Social Distancing Diaries: April 1
/My birthday is tomorrow; I turn 38. I remember reading something when I was a kid about something next occurring in 2020 and thinking that was a long way away, and expecting my life to be more or less what a typical child’s version of their adult self would be. I’m kind of pleased to find out that’s not exactly the case, partially because my younger imagination was a little limited in thinking about what kind of life I wanted for myself.
I’m pretty content with how 37 went. I was a little more reclusive than in previous years, but I managed to take two vacations by myself, I still enjoy my job, and I’m looking after my physical and mental health a little better than I had been. I’ve also come into a greater understanding of who I am in the past year, and I feel a certain peace about this. This is all something that’s ultimately going to be another post sometime in the future, but I feel more excited about my life to come than I had been for years.
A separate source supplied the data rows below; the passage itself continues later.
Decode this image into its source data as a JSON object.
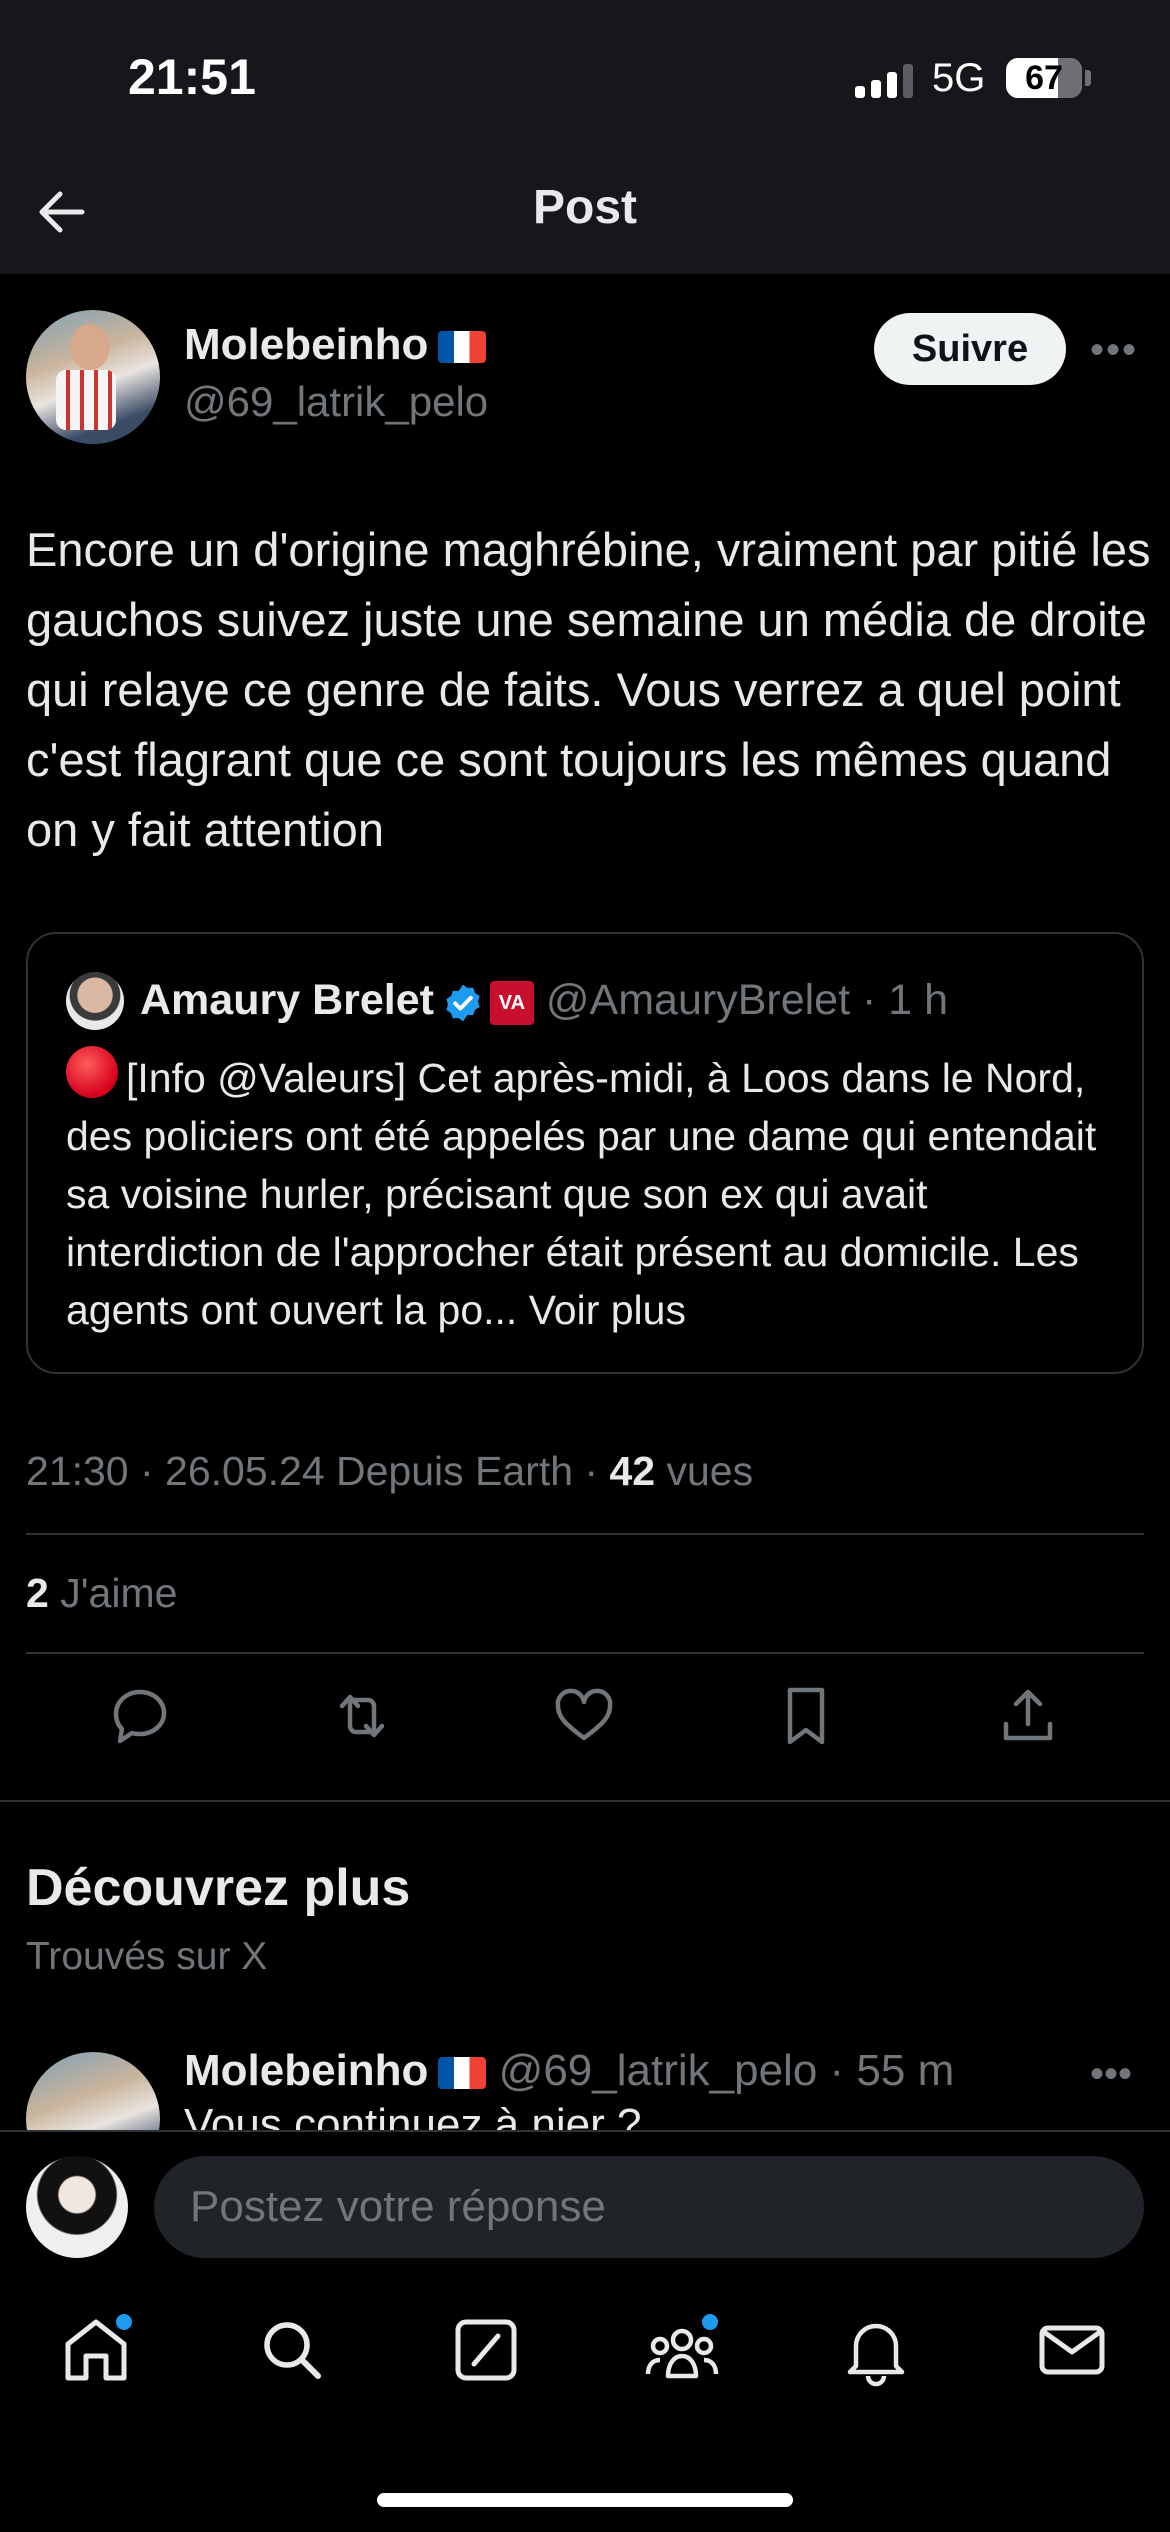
{
  "status_bar": {
    "time": "21:51",
    "network": "5G",
    "battery": "67",
    "signal_bars": 3
  },
  "nav": {
    "title": "Post",
    "back_icon": "arrow-left-icon"
  },
  "post": {
    "author_name": "Molebeinho",
    "author_handle": "@69_latrik_pelo",
    "flag": "🇫🇷",
    "follow_label": "Suivre",
    "text": "Encore un d'origine maghrébine, vraiment par pitié les gauchos suivez juste une semaine un média de droite qui relaye ce genre de faits. Vous verrez a quel point c'est flagrant que ce sont toujours les mêmes quand on y fait attention",
    "time_date": "21:30 · 26.05.24 Depuis Earth · ",
    "views_count": "42",
    "views_label": " vues",
    "likes_count": "2",
    "likes_label": " J'aime"
  },
  "quote": {
    "name": "Amaury Brelet",
    "badge": "VA",
    "handle_time": "@AmauryBrelet · 1 h",
    "text": "[Info @Valeurs] Cet après-midi, à Loos dans le Nord, des policiers ont été appelés par une dame qui entendait sa voisine hurler, précisant que son ex qui avait interdiction de l'approcher était présent au domicile. Les agents ont ouvert la po... ",
    "see_more": "Voir plus"
  },
  "actions": [
    "reply-icon",
    "retweet-icon",
    "like-icon",
    "bookmark-icon",
    "share-icon"
  ],
  "discover": {
    "title": "Découvrez plus",
    "subtitle": "Trouvés sur X",
    "next_author": "Molebeinho",
    "next_meta": "@69_latrik_pelo · 55 m",
    "next_text": "Vous continuez à nier ?"
  },
  "reply": {
    "placeholder": "Postez votre réponse"
  },
  "tabs": [
    "home-icon",
    "search-icon",
    "grok-icon",
    "communities-icon",
    "notifications-icon",
    "messages-icon"
  ],
  "colors": {
    "background": "#000000",
    "text": "#e7e9ea",
    "muted": "#71767b",
    "accent": "#1d9bf0"
  }
}
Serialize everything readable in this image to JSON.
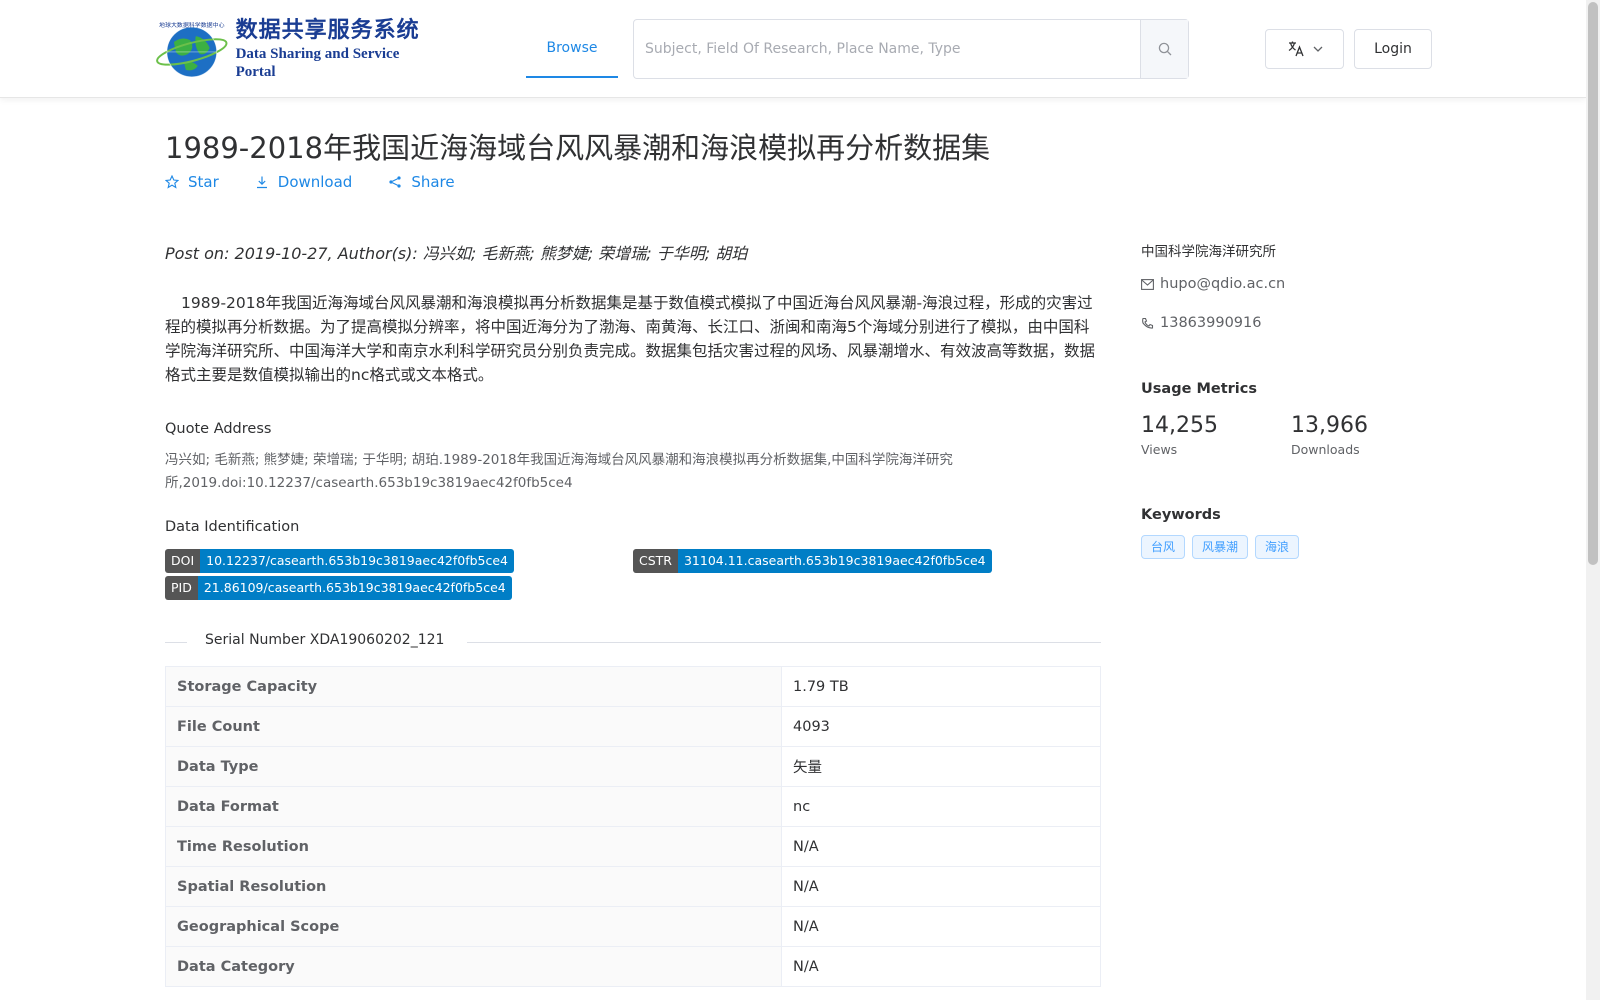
{
  "header": {
    "logo_cn": "数据共享服务系统",
    "logo_en": "Data Sharing and Service Portal",
    "logo_ring_text": "地球大数据科学数据中心",
    "nav_browse": "Browse",
    "search_placeholder": "Subject, Field Of Research, Place Name, Type",
    "login_label": "Login"
  },
  "dataset": {
    "title": "1989-2018年我国近海海域台风风暴潮和海浪模拟再分析数据集",
    "actions": {
      "star": "Star",
      "download": "Download",
      "share": "Share"
    },
    "post_line": "Post on: 2019-10-27, Author(s): 冯兴如; 毛新燕; 熊梦婕; 荣增瑞; 于华明; 胡珀",
    "description": "1989-2018年我国近海海域台风风暴潮和海浪模拟再分析数据集是基于数值模式模拟了中国近海台风风暴潮-海浪过程，形成的灾害过程的模拟再分析数据。为了提高模拟分辨率，将中国近海分为了渤海、南黄海、长江口、浙闽和南海5个海域分别进行了模拟，由中国科学院海洋研究所、中国海洋大学和南京水利科学研究员分别负责完成。数据集包括灾害过程的风场、风暴潮增水、有效波高等数据，数据格式主要是数值模拟输出的nc格式或文本格式。",
    "quote_label": "Quote Address",
    "quote_text": "冯兴如; 毛新燕; 熊梦婕; 荣增瑞; 于华明; 胡珀.1989-2018年我国近海海域台风风暴潮和海浪模拟再分析数据集,中国科学院海洋研究所,2019.doi:10.12237/casearth.653b19c3819aec42f0fb5ce4",
    "identification_label": "Data Identification",
    "identifiers": {
      "doi": {
        "key": "DOI",
        "value": "10.12237/casearth.653b19c3819aec42f0fb5ce4"
      },
      "cstr": {
        "key": "CSTR",
        "value": "31104.11.casearth.653b19c3819aec42f0fb5ce4"
      },
      "pid": {
        "key": "PID",
        "value": "21.86109/casearth.653b19c3819aec42f0fb5ce4"
      }
    },
    "serial_number": "Serial Number XDA19060202_121",
    "properties": [
      {
        "label": "Storage Capacity",
        "value": "1.79 TB"
      },
      {
        "label": "File Count",
        "value": "4093"
      },
      {
        "label": "Data Type",
        "value": "矢量"
      },
      {
        "label": "Data Format",
        "value": "nc"
      },
      {
        "label": "Time Resolution",
        "value": "N/A"
      },
      {
        "label": "Spatial Resolution",
        "value": "N/A"
      },
      {
        "label": "Geographical Scope",
        "value": "N/A"
      },
      {
        "label": "Data Category",
        "value": "N/A"
      }
    ]
  },
  "sidebar": {
    "organization": "中国科学院海洋研究所",
    "email": "hupo@qdio.ac.cn",
    "phone": "13863990916",
    "usage_heading": "Usage Metrics",
    "views_value": "14,255",
    "views_label": "Views",
    "downloads_value": "13,966",
    "downloads_label": "Downloads",
    "keywords_heading": "Keywords",
    "keywords": [
      "台风",
      "风暴潮",
      "海浪"
    ]
  },
  "colors": {
    "accent": "#1e88e5",
    "logo_blue": "#1a3d93",
    "badge_key": "#555555",
    "badge_value": "#007ec6"
  }
}
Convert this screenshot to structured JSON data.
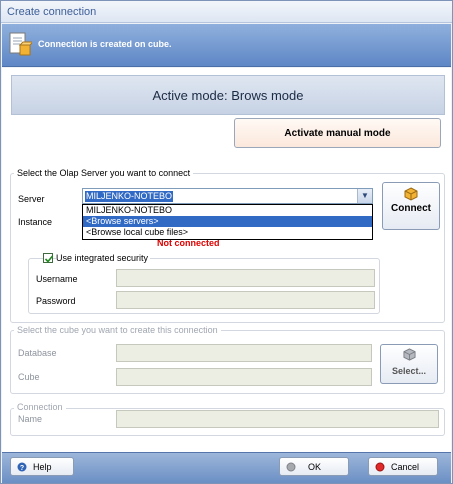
{
  "window": {
    "title": "Create connection"
  },
  "banner": {
    "text": "Connection is created on cube."
  },
  "mode": {
    "title": "Active mode: Brows mode",
    "manual_button": "Activate manual mode"
  },
  "server_group": {
    "legend": "Select the Olap Server you want to connect",
    "server_label": "Server",
    "server_value": "MILJENKO-NOTEBO",
    "server_options": [
      "MILJENKO-NOTEBO",
      "<Browse servers>",
      "<Browse local cube files>"
    ],
    "server_selected_option": "<Browse servers>",
    "instance_label": "Instance",
    "status": "Not connected",
    "connect_button": "Connect",
    "integrated_security_label": "Use integrated security",
    "integrated_security_checked": true,
    "username_label": "Username",
    "username_value": "",
    "password_label": "Password",
    "password_value": ""
  },
  "cube_group": {
    "legend": "Select the cube you want to create this connection",
    "database_label": "Database",
    "database_value": "",
    "cube_label": "Cube",
    "cube_value": "",
    "select_button": "Select..."
  },
  "connection_group": {
    "legend": "Connection",
    "name_label": "Name",
    "name_value": ""
  },
  "footer": {
    "help_button": "Help",
    "ok_button": "OK",
    "cancel_button": "Cancel"
  },
  "colors": {
    "status_red": "#e00000",
    "selection_blue": "#316ac5",
    "banner_blue": "#5f87c6"
  },
  "icons": {
    "banner": "connection-document-icon",
    "connect": "cube-icon",
    "select": "cube-grey-icon",
    "help": "help-icon",
    "ok": "grey-dot-icon",
    "cancel": "red-dot-icon"
  }
}
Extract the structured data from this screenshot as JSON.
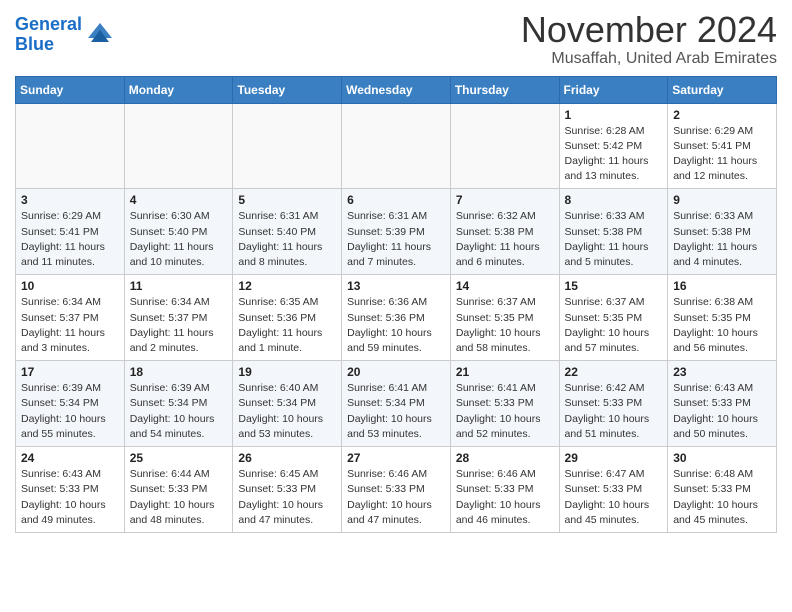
{
  "header": {
    "logo_line1": "General",
    "logo_line2": "Blue",
    "month": "November 2024",
    "location": "Musaffah, United Arab Emirates"
  },
  "weekdays": [
    "Sunday",
    "Monday",
    "Tuesday",
    "Wednesday",
    "Thursday",
    "Friday",
    "Saturday"
  ],
  "weeks": [
    [
      {
        "day": "",
        "info": ""
      },
      {
        "day": "",
        "info": ""
      },
      {
        "day": "",
        "info": ""
      },
      {
        "day": "",
        "info": ""
      },
      {
        "day": "",
        "info": ""
      },
      {
        "day": "1",
        "info": "Sunrise: 6:28 AM\nSunset: 5:42 PM\nDaylight: 11 hours\nand 13 minutes."
      },
      {
        "day": "2",
        "info": "Sunrise: 6:29 AM\nSunset: 5:41 PM\nDaylight: 11 hours\nand 12 minutes."
      }
    ],
    [
      {
        "day": "3",
        "info": "Sunrise: 6:29 AM\nSunset: 5:41 PM\nDaylight: 11 hours\nand 11 minutes."
      },
      {
        "day": "4",
        "info": "Sunrise: 6:30 AM\nSunset: 5:40 PM\nDaylight: 11 hours\nand 10 minutes."
      },
      {
        "day": "5",
        "info": "Sunrise: 6:31 AM\nSunset: 5:40 PM\nDaylight: 11 hours\nand 8 minutes."
      },
      {
        "day": "6",
        "info": "Sunrise: 6:31 AM\nSunset: 5:39 PM\nDaylight: 11 hours\nand 7 minutes."
      },
      {
        "day": "7",
        "info": "Sunrise: 6:32 AM\nSunset: 5:38 PM\nDaylight: 11 hours\nand 6 minutes."
      },
      {
        "day": "8",
        "info": "Sunrise: 6:33 AM\nSunset: 5:38 PM\nDaylight: 11 hours\nand 5 minutes."
      },
      {
        "day": "9",
        "info": "Sunrise: 6:33 AM\nSunset: 5:38 PM\nDaylight: 11 hours\nand 4 minutes."
      }
    ],
    [
      {
        "day": "10",
        "info": "Sunrise: 6:34 AM\nSunset: 5:37 PM\nDaylight: 11 hours\nand 3 minutes."
      },
      {
        "day": "11",
        "info": "Sunrise: 6:34 AM\nSunset: 5:37 PM\nDaylight: 11 hours\nand 2 minutes."
      },
      {
        "day": "12",
        "info": "Sunrise: 6:35 AM\nSunset: 5:36 PM\nDaylight: 11 hours\nand 1 minute."
      },
      {
        "day": "13",
        "info": "Sunrise: 6:36 AM\nSunset: 5:36 PM\nDaylight: 10 hours\nand 59 minutes."
      },
      {
        "day": "14",
        "info": "Sunrise: 6:37 AM\nSunset: 5:35 PM\nDaylight: 10 hours\nand 58 minutes."
      },
      {
        "day": "15",
        "info": "Sunrise: 6:37 AM\nSunset: 5:35 PM\nDaylight: 10 hours\nand 57 minutes."
      },
      {
        "day": "16",
        "info": "Sunrise: 6:38 AM\nSunset: 5:35 PM\nDaylight: 10 hours\nand 56 minutes."
      }
    ],
    [
      {
        "day": "17",
        "info": "Sunrise: 6:39 AM\nSunset: 5:34 PM\nDaylight: 10 hours\nand 55 minutes."
      },
      {
        "day": "18",
        "info": "Sunrise: 6:39 AM\nSunset: 5:34 PM\nDaylight: 10 hours\nand 54 minutes."
      },
      {
        "day": "19",
        "info": "Sunrise: 6:40 AM\nSunset: 5:34 PM\nDaylight: 10 hours\nand 53 minutes."
      },
      {
        "day": "20",
        "info": "Sunrise: 6:41 AM\nSunset: 5:34 PM\nDaylight: 10 hours\nand 53 minutes."
      },
      {
        "day": "21",
        "info": "Sunrise: 6:41 AM\nSunset: 5:33 PM\nDaylight: 10 hours\nand 52 minutes."
      },
      {
        "day": "22",
        "info": "Sunrise: 6:42 AM\nSunset: 5:33 PM\nDaylight: 10 hours\nand 51 minutes."
      },
      {
        "day": "23",
        "info": "Sunrise: 6:43 AM\nSunset: 5:33 PM\nDaylight: 10 hours\nand 50 minutes."
      }
    ],
    [
      {
        "day": "24",
        "info": "Sunrise: 6:43 AM\nSunset: 5:33 PM\nDaylight: 10 hours\nand 49 minutes."
      },
      {
        "day": "25",
        "info": "Sunrise: 6:44 AM\nSunset: 5:33 PM\nDaylight: 10 hours\nand 48 minutes."
      },
      {
        "day": "26",
        "info": "Sunrise: 6:45 AM\nSunset: 5:33 PM\nDaylight: 10 hours\nand 47 minutes."
      },
      {
        "day": "27",
        "info": "Sunrise: 6:46 AM\nSunset: 5:33 PM\nDaylight: 10 hours\nand 47 minutes."
      },
      {
        "day": "28",
        "info": "Sunrise: 6:46 AM\nSunset: 5:33 PM\nDaylight: 10 hours\nand 46 minutes."
      },
      {
        "day": "29",
        "info": "Sunrise: 6:47 AM\nSunset: 5:33 PM\nDaylight: 10 hours\nand 45 minutes."
      },
      {
        "day": "30",
        "info": "Sunrise: 6:48 AM\nSunset: 5:33 PM\nDaylight: 10 hours\nand 45 minutes."
      }
    ]
  ]
}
For obvious reasons, I’m spending tomorrow by myself in my apartment, but I’ll manage. I bought myself a dessert on today’s run to the grocery store and am ordering dinner in tomorrow evening. I may just listen to music or watch a movie that night. I don’t feel particularly alone this year, though. I may not be getting a surprise party like the one I had four years ago or having a friend from far away drop by, but I know everything in the world’s a little fucked up these days, and I’m lucky to be in a position where I can spend the day in relative calm.